La moisson rouge
La moisson rouge, Dashiell Hammett, Gallimard, 1932 (traduit par P.-J. Herr)
Le narrateur, détective à la Continental Detective Agency, succursale de San Fransisco, a rendez-vous avec un patron de presse de Personville, Donald Willsson. Alors qu'il l'attend chez lui, ce dernier est assassiné. Elihu Willsson, le père du jeune défunt est "le tzar de Poisonville" ainsi que la ville est surnommée, tant les gros voyous y pullulent. Le détective arrache au vieil homme dix mille dollars pour nettoyer la ville. C'est le début d'une histoire sanglante.
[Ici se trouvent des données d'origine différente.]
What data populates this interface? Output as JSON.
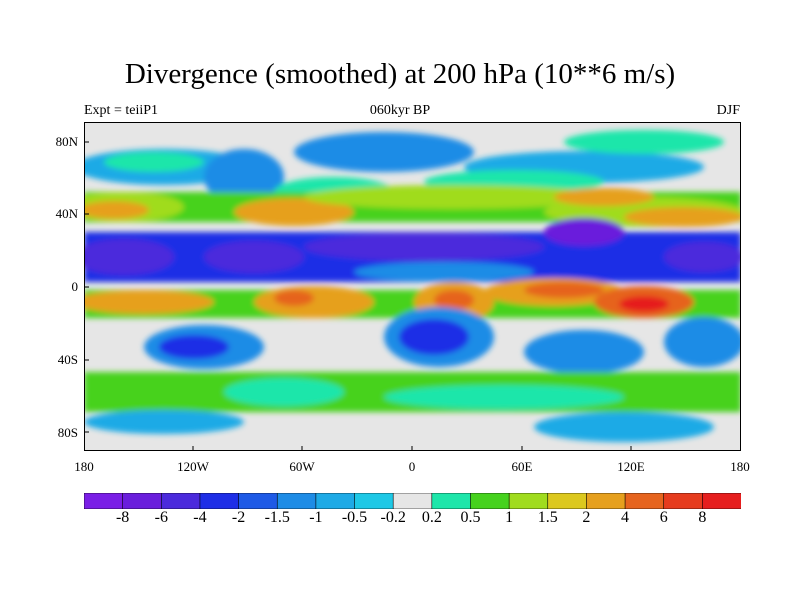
{
  "title": "Divergence (smoothed) at 200 hPa (10**6 m/s)",
  "expt_label": "Expt = teiiP1",
  "period_label": "060kyr BP",
  "season_label": "DJF",
  "lat_labels": [
    "80N",
    "40N",
    "0",
    "40S",
    "80S"
  ],
  "lon_labels": [
    "180",
    "120W",
    "60W",
    "0",
    "60E",
    "120E",
    "180"
  ],
  "colorbar": {
    "labels": [
      "-8",
      "-6",
      "-4",
      "-2",
      "-1.5",
      "-1",
      "-0.5",
      "-0.2",
      "0.2",
      "0.5",
      "1",
      "1.5",
      "2",
      "4",
      "6",
      "8"
    ],
    "colors": [
      "#7a1ee6",
      "#6a1edc",
      "#4b2adc",
      "#1e2ee6",
      "#1e5ae6",
      "#1e8ce6",
      "#1eaae6",
      "#1ec8e6",
      "#e6e6e6",
      "#1ee6aa",
      "#46d21e",
      "#a0dc1e",
      "#dcc81e",
      "#e6a01e",
      "#e6641e",
      "#e63c1e",
      "#e61e1e"
    ]
  }
}
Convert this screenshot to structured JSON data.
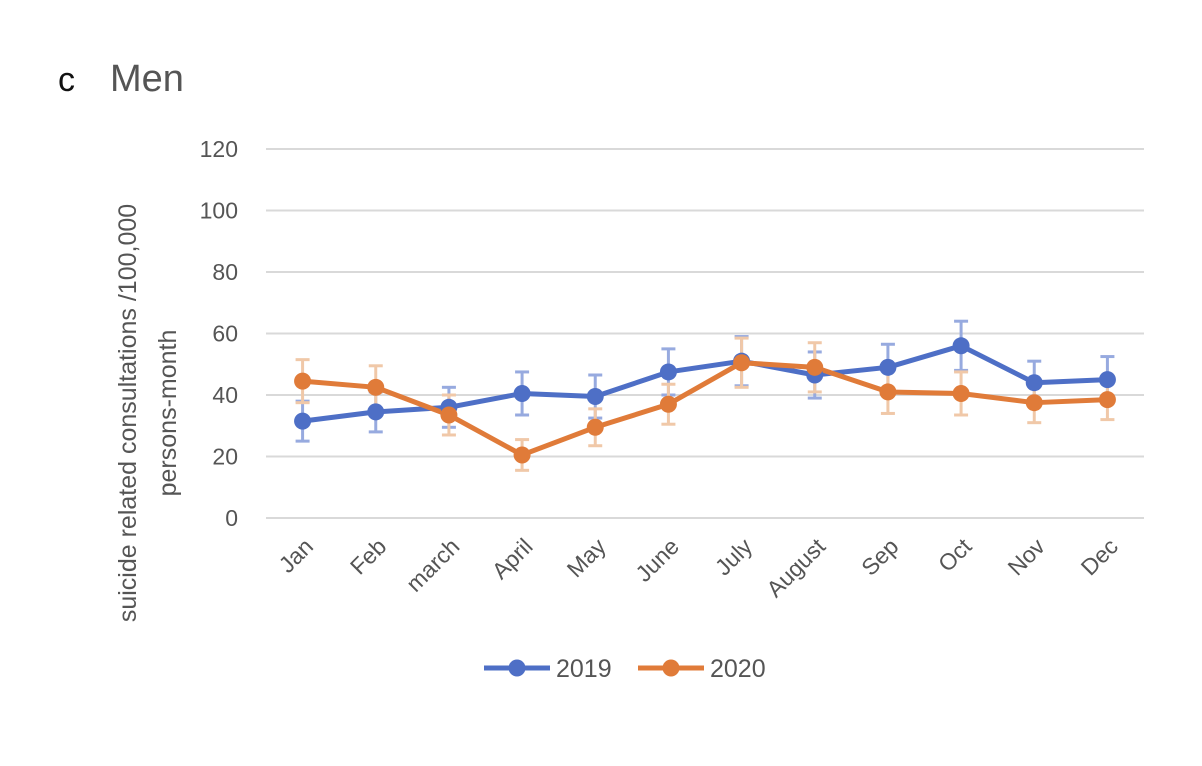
{
  "figure": {
    "panel_letter": "c",
    "panel_title": "Men"
  },
  "colors": {
    "series_2019": "#4e6fc6",
    "series_2019_error": "#97aadf",
    "series_2020": "#e07b39",
    "series_2020_error": "#f0c8a8",
    "grid": "#d9d9d9",
    "text": "#555555"
  },
  "chart_data": {
    "type": "line",
    "title": "Men",
    "xlabel": "",
    "ylabel": "suicide related consultations /100,000 persons-month",
    "ylabel_lines": [
      "suicide related consultations /100,000",
      "persons-month"
    ],
    "ylim": [
      0,
      120
    ],
    "yticks": [
      0,
      20,
      40,
      60,
      80,
      100,
      120
    ],
    "grid": true,
    "legend_position": "bottom",
    "categories": [
      "Jan",
      "Feb",
      "march",
      "April",
      "May",
      "June",
      "July",
      "August",
      "Sep",
      "Oct",
      "Nov",
      "Dec"
    ],
    "series": [
      {
        "name": "2019",
        "values": [
          31.5,
          34.5,
          36,
          40.5,
          39.5,
          47.5,
          51,
          46.5,
          49,
          56,
          44,
          45
        ],
        "error": [
          6.5,
          6.5,
          6.5,
          7,
          7,
          7.5,
          8,
          7.5,
          7.5,
          8,
          7,
          7.5
        ]
      },
      {
        "name": "2020",
        "values": [
          44.5,
          42.5,
          33.5,
          20.5,
          29.5,
          37,
          50.5,
          49,
          41,
          40.5,
          37.5,
          38.5
        ],
        "error": [
          7,
          7,
          6.5,
          5,
          6,
          6.5,
          8,
          8,
          7,
          7,
          6.5,
          6.5
        ]
      }
    ]
  }
}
Écrit et paru avant Le faucon de Malte, ce roman est une sorte de western de la fin des années 20. Un détective sème la pagaille dans les rangs des voyous d'une ville gangrénée par le crime, les incite à s'entretuer tentant lui-même de passer entre les balles, ce qui n'est pas si simple.
Dur et violent, sans bon sentiment, ici rien ne se fait pour autre chose qu'un profit tangible. Dinah Brand, la seule femme du lot n'est pas la dernière à vouloir tirer son épingle du jeu, c'est sa seule façon de s'en tirer face à ces hommes sans foi ni loi. Seul le détective le fait pour autre chose : ses raisons restent floues, sans doute une certaine conscience professionnelle qui, cependant, se limite à la grande idée générale et ne s’encombre pas de scrupules quant aux moyens utilisés.
Dashiell Hammet écrit du noir désespéré, direct. Il a le sens de la formule : "Je me laissai ensuite conduire à une chambre mal tenue, où je transvasai un peu de scotch de ma gourde dans mon estomac et me couchai en prenant mon pistolet et le chèque du vieil Elihu avec moi." C'est moderne pour l'époque et il casse les codes, précurseur d'un genre nouveau : le hard-boiled, ce roman noir dans lequel les limites entre le bien et le mal sont floues et qui est basé sur la violence et l'action. Et là, tout y est.